Antonio turned on Loyce, hatred blazing. He drew a pistol and aimed it straight at her heart. “You get one chance to tell the truth. Was this an accident… or did you do it on purpose? Think carefully before you answer.”
Loyce finally looked properly afraid. “He made me do it! The Godfather—he ordered it! I’m telling the truth, every word!”
“Take her.”
They dragged her out.
In the corridor, she heard Antonio on the phone, voice trembling with excitement. “Lock Hank down, now! Bring him here!”
When Loyce was thrown back into her bedroom, the lock clicked from outside. She rubbed her wrists, expression blank, then pulled a gun from under her clothes—one she’d stripped from a guard’s thigh holster during the chaos.
She checked the rounds, walked to the door, and knocked. “Why am I locked in? Aren’t you sending me out right away?”
No answer.
So Antonio was doing what he always did—using people, then cutting the rope.
Loyce turned toward the window. Three floors up. She climbed onto the sill, dropped onto the air-conditioning unit, then swung sideways and caught the exterior drainpipe, sliding down fast and silent to the first floor.
Every movement was calculated. She slipped through blind angles, waited in dead zones, and made her way toward the watchtower.

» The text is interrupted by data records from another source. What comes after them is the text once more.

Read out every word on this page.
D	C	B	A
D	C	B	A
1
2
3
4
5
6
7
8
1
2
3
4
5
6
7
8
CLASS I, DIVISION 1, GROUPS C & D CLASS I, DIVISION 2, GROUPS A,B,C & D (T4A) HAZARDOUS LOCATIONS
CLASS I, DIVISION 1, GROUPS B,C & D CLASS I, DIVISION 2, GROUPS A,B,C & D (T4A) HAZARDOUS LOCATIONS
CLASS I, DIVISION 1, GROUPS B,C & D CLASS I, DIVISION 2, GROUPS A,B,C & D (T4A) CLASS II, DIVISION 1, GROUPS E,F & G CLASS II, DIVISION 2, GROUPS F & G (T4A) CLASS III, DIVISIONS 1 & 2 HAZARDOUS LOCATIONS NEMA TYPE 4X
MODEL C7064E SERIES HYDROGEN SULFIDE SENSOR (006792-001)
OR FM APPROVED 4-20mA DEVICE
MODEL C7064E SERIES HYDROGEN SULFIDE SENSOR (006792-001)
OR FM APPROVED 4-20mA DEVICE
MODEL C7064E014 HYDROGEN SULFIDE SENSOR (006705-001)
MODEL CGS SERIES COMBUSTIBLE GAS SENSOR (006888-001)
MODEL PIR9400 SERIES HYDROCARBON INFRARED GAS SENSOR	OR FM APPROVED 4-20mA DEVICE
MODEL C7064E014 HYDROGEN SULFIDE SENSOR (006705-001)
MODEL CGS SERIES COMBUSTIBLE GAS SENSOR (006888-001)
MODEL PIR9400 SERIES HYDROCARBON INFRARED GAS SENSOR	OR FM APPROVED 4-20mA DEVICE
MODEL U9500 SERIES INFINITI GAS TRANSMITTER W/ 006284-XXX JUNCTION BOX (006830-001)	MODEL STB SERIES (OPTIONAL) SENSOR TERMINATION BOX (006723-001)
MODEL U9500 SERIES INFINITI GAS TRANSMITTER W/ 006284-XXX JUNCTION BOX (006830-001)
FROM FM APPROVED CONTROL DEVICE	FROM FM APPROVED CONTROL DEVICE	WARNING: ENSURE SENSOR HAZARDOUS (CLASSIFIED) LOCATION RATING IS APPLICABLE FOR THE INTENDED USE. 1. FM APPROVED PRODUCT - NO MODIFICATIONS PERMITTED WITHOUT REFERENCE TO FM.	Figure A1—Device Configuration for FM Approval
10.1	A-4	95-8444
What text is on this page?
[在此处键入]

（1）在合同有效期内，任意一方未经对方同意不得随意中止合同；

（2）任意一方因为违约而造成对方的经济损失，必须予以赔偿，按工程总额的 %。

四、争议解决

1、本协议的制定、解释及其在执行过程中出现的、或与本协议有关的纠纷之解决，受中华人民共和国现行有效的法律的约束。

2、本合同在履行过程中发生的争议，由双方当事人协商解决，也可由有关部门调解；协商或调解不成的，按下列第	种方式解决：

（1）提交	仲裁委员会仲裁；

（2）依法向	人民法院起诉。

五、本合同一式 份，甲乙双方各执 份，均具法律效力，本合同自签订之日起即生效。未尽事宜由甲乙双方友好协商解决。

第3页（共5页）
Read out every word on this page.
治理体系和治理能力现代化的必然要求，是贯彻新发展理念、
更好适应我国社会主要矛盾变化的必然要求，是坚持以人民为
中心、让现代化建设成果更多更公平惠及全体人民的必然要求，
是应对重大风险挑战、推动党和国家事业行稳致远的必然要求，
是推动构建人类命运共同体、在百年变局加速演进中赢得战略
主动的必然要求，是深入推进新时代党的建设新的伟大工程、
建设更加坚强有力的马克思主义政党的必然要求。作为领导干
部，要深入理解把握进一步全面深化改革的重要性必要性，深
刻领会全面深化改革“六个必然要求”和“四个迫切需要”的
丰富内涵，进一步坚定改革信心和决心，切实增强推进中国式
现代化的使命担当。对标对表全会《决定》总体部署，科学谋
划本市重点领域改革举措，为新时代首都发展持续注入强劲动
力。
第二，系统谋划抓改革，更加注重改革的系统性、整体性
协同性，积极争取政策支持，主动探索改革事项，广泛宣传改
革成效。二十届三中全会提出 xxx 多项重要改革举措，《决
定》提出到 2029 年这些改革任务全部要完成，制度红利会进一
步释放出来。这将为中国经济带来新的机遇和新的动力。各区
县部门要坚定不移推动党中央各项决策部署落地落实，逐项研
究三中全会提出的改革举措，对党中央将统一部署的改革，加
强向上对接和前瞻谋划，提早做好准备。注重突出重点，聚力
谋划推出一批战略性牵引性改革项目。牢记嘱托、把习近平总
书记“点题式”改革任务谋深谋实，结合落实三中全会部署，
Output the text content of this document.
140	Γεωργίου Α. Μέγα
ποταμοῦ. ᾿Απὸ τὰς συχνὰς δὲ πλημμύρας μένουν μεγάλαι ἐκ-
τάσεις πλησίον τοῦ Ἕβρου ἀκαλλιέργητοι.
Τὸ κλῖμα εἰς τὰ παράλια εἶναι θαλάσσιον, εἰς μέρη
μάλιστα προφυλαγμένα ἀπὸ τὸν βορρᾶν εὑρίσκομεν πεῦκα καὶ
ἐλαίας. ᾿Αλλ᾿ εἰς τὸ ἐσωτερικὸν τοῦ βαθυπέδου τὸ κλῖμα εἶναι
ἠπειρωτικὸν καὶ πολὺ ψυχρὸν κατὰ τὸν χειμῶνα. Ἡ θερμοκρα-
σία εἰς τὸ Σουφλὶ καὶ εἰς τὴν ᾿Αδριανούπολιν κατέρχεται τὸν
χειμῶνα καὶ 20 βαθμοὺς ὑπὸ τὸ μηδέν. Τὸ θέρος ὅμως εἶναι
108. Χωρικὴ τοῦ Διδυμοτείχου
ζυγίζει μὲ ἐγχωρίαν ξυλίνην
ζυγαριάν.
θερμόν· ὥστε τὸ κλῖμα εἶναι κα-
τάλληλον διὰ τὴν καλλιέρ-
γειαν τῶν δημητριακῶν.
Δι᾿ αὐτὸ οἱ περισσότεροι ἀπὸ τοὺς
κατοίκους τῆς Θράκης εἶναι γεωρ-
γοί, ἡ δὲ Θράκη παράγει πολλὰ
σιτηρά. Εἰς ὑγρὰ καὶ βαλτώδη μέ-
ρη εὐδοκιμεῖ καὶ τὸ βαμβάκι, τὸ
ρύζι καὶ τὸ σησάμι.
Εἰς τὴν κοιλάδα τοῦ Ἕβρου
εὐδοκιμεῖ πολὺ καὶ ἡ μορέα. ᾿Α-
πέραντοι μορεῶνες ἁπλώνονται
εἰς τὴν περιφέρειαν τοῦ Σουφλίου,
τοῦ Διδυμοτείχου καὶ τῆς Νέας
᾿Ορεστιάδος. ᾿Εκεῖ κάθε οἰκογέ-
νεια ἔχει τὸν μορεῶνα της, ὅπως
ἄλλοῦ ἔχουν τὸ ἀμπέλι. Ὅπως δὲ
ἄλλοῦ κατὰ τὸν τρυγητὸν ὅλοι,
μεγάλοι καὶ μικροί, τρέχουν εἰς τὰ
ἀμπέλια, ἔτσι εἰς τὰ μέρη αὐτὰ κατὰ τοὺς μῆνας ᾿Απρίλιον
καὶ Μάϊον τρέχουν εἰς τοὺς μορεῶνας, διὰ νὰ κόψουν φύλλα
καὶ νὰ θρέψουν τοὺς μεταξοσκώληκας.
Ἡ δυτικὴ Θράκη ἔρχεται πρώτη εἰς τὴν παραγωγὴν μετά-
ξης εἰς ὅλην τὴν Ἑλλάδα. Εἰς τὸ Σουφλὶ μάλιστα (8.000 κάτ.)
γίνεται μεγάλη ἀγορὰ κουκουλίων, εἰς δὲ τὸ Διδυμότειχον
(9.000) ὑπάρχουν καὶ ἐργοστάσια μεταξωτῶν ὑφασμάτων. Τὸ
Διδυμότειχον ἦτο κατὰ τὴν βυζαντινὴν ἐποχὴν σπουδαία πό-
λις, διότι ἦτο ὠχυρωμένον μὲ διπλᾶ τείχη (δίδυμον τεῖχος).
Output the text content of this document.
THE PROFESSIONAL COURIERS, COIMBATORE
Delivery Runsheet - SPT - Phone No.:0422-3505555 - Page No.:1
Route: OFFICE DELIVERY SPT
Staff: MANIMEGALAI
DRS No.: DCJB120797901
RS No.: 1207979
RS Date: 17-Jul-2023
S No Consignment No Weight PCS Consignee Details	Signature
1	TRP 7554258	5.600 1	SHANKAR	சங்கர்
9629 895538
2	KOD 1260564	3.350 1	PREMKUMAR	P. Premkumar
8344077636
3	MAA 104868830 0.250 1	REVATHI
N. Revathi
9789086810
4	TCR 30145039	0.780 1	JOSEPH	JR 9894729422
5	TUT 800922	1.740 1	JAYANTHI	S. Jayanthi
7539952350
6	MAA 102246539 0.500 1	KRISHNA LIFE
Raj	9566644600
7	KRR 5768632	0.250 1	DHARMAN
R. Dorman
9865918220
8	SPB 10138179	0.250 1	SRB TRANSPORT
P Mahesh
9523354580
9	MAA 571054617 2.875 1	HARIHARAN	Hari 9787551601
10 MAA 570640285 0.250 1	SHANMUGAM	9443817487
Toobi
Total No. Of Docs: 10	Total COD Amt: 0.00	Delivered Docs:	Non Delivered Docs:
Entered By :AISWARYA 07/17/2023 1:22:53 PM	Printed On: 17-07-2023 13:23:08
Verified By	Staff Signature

At the same time, Hank arrived from the airport, still unaware of the full story. The moment he stepped out of the car, Antonio’s men blocked him.
Both sides squared off.
Antonio screamed at him, “I gave you the chair, didn’t I? Why would you still kill my father—my only family left in this world?”
Hank’s temper flared. “That’s bullshit. I didn’t kill him!”
His eyes cut to the men waiting outside the operating suite—his own. Their subtle nods confirmed it: Laurence was “dead.” And this was a setup.
Antonio backed toward the window, fear painted across his face. “I didn’t frame you. I’m crippled, so what can I do? Kill my own father? That’s insane. And I never wanted you dead. We’re like brothers. I just want an explanation!”
Antonio’s index finger tapped twice against the arm of his wheelchair. A silver ring on his knuckle flashed in the sunset.
It was a signal.
Outside the villa, a rival crew—bikers—rushed the gates. High up in the watchtower, a sniper leaned in, sighting Hank’s head as it hovered near the window.
Just as his finger tightened on the trigger, a soft voice spoke behind him. “What do you think you’re doing?”
The sniper’s eyes widened. He’d heard no footsteps.
He whirled, and a stunning young woman filled his vision. His pupils shrank.
Then he looked down. A suppressed pistol was already buried in him, firing again and again.